How to measure distance in melodic space?

One of my favorite music theorists is Alexander Ellis. Ellis was an interesting character, a researcher in phonetics, and the prototype for Professor Henry Higgins of George Bernard Shaw’s Pygmalion (My Fair Lady). He wrote a huge appendix for Helmholz’s foundational book about psychoacoustics, On the Sensations of Tone, in which he laid out a version of the harmonic lattice that is very much like the one I’m using. The appendix was published in 1885.

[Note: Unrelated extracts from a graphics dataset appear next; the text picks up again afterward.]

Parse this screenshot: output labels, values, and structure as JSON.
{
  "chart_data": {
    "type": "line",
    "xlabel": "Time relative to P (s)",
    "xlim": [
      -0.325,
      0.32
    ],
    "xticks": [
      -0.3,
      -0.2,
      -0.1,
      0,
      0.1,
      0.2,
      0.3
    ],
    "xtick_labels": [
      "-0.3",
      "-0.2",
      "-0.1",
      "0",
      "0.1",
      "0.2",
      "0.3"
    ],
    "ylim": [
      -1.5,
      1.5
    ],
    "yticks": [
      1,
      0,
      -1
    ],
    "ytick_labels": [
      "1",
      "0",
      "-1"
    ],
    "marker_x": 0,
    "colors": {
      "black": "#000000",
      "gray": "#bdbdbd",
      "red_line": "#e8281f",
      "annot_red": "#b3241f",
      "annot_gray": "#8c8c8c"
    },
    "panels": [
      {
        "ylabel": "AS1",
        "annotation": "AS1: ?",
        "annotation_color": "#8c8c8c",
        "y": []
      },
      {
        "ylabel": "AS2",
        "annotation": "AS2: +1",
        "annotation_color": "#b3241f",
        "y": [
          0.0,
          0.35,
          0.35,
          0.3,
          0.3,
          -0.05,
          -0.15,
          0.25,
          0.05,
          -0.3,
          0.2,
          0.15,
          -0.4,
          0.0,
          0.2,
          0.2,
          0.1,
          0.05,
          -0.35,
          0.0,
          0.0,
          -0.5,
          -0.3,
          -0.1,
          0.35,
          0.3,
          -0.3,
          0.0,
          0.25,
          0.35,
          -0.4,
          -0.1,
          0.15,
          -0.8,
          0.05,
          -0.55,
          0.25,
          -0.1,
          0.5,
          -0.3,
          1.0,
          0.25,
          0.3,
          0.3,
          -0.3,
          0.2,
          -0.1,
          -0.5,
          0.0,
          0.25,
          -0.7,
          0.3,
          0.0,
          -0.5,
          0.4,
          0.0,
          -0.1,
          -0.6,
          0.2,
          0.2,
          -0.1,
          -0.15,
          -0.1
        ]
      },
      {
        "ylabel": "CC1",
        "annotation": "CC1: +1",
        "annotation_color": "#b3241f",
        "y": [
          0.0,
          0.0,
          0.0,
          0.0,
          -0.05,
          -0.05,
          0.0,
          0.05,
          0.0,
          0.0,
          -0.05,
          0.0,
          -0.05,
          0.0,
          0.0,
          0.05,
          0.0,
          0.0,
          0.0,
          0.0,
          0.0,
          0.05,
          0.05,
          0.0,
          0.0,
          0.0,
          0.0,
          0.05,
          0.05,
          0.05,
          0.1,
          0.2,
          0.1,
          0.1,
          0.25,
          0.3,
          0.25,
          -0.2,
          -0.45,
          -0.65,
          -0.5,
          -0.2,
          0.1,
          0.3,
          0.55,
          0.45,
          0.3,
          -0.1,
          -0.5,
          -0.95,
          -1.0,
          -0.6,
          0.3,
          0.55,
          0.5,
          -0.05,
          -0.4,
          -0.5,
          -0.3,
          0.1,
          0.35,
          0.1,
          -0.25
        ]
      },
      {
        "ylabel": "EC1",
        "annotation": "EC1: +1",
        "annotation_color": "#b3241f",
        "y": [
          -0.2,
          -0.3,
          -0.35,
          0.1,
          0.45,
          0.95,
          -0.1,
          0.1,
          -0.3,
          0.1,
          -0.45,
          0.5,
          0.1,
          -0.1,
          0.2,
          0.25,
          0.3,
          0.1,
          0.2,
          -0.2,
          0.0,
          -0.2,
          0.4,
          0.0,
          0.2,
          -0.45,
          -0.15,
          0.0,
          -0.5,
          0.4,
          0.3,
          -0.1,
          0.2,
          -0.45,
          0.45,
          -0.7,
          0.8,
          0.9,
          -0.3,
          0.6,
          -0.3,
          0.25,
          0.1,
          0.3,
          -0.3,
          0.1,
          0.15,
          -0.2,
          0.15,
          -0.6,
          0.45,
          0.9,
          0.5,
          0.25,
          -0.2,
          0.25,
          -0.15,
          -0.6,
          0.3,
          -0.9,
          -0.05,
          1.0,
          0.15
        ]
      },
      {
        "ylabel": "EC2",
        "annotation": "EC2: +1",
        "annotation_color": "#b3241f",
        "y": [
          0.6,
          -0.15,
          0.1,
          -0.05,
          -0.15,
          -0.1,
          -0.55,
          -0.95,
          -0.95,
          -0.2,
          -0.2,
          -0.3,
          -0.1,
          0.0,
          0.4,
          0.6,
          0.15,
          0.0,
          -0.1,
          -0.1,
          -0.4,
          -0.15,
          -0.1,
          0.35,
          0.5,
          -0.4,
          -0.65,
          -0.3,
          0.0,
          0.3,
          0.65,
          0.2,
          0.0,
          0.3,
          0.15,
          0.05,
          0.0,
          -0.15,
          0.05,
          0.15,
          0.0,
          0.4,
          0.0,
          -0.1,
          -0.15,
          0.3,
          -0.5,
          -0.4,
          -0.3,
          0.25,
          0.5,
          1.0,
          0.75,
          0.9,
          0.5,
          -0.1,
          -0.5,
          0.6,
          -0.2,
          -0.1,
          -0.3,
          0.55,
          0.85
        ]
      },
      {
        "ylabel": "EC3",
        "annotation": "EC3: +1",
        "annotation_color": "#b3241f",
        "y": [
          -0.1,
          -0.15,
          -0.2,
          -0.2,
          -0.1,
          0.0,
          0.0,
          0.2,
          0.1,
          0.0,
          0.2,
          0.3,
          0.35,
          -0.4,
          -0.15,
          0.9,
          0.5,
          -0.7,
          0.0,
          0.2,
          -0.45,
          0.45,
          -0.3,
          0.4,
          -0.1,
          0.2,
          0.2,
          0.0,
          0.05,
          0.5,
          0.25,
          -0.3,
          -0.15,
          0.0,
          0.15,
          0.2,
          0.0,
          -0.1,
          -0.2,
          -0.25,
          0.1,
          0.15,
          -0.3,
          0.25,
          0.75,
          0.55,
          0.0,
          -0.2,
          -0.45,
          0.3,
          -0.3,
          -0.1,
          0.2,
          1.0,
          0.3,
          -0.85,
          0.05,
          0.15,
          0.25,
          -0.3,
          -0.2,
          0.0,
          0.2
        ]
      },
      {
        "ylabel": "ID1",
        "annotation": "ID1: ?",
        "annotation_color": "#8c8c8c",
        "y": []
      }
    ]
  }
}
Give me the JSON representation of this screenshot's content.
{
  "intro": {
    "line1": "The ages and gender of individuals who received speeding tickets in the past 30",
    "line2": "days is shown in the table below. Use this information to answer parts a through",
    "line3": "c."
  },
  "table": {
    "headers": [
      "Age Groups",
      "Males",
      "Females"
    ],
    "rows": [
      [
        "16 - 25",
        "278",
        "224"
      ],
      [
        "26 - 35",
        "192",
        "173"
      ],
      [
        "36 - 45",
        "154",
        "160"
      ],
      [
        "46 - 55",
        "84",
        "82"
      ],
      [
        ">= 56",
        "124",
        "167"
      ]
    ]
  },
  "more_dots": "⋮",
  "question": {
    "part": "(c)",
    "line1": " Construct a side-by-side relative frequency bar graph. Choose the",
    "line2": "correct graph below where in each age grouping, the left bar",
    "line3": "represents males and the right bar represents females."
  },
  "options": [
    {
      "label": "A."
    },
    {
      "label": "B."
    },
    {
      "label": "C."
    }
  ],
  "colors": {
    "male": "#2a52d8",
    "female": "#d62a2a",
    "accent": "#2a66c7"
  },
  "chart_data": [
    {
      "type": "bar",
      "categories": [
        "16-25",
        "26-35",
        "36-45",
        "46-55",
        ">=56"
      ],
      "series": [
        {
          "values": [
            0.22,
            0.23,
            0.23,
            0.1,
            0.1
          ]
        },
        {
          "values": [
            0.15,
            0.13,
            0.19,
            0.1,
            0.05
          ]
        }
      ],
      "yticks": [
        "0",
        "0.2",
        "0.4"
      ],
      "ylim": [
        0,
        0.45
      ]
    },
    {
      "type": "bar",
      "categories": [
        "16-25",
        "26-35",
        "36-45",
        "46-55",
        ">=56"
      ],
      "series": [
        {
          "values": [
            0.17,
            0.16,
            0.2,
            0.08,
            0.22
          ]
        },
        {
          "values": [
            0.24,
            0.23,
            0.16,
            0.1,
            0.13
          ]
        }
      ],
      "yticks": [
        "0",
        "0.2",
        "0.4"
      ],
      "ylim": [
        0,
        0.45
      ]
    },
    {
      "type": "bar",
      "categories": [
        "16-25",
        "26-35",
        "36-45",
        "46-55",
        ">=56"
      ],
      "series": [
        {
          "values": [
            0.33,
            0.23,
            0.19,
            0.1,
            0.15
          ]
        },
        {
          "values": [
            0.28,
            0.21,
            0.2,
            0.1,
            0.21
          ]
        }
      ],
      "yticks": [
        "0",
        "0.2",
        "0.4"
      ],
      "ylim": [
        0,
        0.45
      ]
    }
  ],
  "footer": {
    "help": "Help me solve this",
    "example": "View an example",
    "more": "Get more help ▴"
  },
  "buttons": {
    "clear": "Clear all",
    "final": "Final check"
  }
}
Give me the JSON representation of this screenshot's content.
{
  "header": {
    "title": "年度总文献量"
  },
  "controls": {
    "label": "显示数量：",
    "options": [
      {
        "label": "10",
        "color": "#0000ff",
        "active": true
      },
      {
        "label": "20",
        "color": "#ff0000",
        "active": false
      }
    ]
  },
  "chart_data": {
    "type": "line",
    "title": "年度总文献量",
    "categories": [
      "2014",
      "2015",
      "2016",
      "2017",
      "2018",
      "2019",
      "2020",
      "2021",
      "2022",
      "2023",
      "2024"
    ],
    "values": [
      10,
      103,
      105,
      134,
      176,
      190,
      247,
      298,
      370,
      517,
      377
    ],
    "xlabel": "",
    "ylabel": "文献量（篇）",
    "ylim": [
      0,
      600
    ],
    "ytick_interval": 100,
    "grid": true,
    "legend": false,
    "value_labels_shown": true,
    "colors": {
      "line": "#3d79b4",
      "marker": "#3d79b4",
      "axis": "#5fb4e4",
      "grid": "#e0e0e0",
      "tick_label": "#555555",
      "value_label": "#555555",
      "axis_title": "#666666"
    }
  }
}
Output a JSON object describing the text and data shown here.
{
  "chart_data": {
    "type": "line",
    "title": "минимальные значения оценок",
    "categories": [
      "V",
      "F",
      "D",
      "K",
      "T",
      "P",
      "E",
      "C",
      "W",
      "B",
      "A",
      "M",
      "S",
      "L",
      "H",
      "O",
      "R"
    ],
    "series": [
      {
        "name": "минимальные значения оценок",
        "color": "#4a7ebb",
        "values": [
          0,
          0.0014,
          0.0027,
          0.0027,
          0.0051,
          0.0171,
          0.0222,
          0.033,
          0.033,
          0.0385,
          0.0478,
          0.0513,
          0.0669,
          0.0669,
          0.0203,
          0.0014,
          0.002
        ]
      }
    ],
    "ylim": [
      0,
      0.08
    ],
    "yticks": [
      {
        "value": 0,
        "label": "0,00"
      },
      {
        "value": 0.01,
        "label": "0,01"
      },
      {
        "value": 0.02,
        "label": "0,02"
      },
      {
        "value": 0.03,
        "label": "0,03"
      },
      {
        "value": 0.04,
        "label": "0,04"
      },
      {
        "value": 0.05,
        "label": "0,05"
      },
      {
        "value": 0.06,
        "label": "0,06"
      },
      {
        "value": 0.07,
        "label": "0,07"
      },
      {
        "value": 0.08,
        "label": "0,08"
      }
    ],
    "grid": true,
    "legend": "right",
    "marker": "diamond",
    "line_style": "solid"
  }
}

Ellis proposed dividing each equal-tempered semitone into 100 equal parts, called cents. This gives 1200 cents to the octave. Cents have caught on almost universally as a way to describe and compare pitches of tones.

Cents are a logarithmic unit. Logarithms form a bridge between addition and multiplication. When you add logarithms, you are multiplying in the real world. Adding 1200 cents is the same as multiplying by 2. When you add one cent, you are multiplying by a small number, the same number each time. It’s the 1200th root of two, in fact, a very small number, about 1.0006. Multiply by 1.0006, 1200 times, and you get 2.

The ratios themselves show what the pitch of a note will be, and there’s a formula for translating from harmonic space (ratios, the lattice) to melodic space (cents, pitch). It is great fun, if you’re a geek like me, to plug this formula into a spreadsheet and start exploring the musical spectrum.

For any ratio, b/a, the pitch in cents is:

1200 x log2(b/a)

That’s log to the base 2. A good straightforward explanation of logarithms can be found here. They are a handy concept in the study of perception, since many human senses, including visual brightness, loudness and pitch, work in a logarithmic way. A 100-watt amplifier sounds louder than a 10-watt amp, but it’s nowhere near 10 times as loud. Maybe three times as loud, subjectively? A 10-watt amp is louder than a 1-watt by about the same amount. I have a 1-watt Vox tube amp that the neighbors have yelled at me about. For something to sound “twice as loud,” it has to be moving something like 4 or 5 times as much air.

So let’s run that formula. The untempered major third is a ratio of 5/4.

log2(5/4) = 0.32

x 1200 = 386.3 cents

The ET major third is at exactly 400 cents, 14 cents sharper. This is a clearly audible difference — the ear can distinguish a difference of about 5-10 cents.

Cents give us a language for comparing pitches, and quantifying the differences between them.